We cannot afford to give everyone, everything they want. When healthcare expenditures provide no quality of life, should society guarantee the availability of those expenditures? And, whose definition of quality of life is going to be used and who is going to determine the presence or absence of that quality of life? “All you can eat” buffets often note that if you do not eat all that is on your plate, you can be changed more. That is a form of accountability. The idea is, “Just because it is available does not mean that you should take it.”

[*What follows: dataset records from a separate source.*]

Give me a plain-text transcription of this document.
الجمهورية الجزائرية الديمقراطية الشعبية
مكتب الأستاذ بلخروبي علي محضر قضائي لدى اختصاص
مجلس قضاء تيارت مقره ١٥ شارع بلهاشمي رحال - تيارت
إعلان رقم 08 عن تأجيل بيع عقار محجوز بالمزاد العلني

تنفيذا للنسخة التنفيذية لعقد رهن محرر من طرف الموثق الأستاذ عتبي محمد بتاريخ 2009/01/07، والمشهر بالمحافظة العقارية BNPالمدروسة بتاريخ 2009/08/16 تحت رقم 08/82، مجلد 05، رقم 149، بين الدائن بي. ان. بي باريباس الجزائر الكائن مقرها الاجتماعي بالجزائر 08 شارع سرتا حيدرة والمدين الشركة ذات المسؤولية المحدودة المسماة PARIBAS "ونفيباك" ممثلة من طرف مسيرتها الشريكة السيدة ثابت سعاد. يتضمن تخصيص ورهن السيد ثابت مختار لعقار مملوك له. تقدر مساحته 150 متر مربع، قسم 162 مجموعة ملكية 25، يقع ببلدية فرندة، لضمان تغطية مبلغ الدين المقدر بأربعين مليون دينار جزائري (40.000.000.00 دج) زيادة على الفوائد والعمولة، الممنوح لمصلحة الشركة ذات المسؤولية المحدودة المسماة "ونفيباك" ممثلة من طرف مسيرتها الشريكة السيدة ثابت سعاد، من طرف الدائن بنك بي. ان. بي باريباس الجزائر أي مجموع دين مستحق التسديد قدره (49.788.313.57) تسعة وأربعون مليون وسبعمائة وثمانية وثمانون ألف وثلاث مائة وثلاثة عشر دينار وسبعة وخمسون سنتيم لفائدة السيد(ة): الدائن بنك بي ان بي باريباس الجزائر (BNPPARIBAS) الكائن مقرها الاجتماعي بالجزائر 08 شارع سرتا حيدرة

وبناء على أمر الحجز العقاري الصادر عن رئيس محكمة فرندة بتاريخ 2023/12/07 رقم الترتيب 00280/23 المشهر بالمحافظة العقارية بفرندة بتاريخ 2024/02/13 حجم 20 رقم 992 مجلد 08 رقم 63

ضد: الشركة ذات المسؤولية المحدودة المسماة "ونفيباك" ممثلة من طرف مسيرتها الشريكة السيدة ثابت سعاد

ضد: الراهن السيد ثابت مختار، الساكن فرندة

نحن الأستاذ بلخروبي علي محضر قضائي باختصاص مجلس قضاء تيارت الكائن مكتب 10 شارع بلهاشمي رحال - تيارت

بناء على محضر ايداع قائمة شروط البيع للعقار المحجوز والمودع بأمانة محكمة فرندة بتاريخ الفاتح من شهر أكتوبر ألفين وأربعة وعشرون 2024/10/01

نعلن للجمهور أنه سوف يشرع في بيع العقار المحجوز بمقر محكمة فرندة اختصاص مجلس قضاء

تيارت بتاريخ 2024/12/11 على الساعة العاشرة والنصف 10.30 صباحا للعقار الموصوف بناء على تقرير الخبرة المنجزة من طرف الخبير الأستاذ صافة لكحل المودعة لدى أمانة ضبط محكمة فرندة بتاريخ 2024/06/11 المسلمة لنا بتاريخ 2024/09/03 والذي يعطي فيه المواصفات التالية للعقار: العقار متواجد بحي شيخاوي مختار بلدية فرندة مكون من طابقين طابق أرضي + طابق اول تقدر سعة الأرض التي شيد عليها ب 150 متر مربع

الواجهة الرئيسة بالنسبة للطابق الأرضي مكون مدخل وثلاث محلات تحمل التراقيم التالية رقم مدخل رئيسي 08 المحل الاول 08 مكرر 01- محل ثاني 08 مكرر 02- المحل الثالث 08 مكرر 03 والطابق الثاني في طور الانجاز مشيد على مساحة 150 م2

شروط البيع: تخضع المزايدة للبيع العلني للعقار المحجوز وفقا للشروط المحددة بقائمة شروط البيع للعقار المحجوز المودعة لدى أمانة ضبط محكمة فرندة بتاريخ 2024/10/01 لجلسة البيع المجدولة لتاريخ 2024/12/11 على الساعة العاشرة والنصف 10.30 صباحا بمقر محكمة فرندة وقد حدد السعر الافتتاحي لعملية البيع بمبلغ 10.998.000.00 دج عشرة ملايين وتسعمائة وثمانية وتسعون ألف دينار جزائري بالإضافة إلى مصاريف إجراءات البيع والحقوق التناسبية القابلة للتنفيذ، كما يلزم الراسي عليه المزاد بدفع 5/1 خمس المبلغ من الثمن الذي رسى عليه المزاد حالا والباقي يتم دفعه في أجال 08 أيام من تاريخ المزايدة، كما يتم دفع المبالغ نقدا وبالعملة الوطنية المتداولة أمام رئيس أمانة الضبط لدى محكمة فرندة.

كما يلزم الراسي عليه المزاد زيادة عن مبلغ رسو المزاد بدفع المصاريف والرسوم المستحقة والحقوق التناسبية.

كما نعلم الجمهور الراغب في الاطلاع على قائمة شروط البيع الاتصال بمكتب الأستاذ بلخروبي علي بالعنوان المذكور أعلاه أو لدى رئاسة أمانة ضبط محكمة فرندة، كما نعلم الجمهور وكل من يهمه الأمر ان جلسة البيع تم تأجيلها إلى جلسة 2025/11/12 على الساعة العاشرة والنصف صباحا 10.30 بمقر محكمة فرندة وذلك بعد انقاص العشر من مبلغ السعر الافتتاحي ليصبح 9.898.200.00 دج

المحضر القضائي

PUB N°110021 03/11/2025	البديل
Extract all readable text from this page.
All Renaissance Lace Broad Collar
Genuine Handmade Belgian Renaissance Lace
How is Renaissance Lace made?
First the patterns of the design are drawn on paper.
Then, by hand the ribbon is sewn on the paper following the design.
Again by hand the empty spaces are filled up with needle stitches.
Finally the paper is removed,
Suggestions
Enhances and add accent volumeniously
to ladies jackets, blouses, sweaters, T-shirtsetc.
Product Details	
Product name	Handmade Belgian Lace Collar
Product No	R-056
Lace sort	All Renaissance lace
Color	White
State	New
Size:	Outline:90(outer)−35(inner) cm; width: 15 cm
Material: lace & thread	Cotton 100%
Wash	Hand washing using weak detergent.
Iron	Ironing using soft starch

In my father's final illness, it would have been possible to delay his death almost indefinitely, but his life as he knew and as he loved it, was over before his body ceased to function. To artificially prolong that life would have been cruel. It was because of our judgment of the value of his life that we chose not to prolong the biological functions of his body. Our judgment of the value of our father's life caused us to make choices which preserved his life and ultimately that value caused us to make choices which allowed his life to end.

The value which each person places on his/her life; the choices each person makes for her/his life; the investment which society makes in the life of each of its citizens and/or residents; accountability and responsibility; freedom, these are all elements of the design of a healthcare system which treasures the life of each person.

It is soon to be Father's day. If you still have your father; treasure him. If you still have your health, treasure it. If you have neither, encourage those that do to value both and to make choices which reflect that value. Remember your father and celebrate his life. Life is precious, even after it is gone. And, don't every forget, it is your life and it is your health.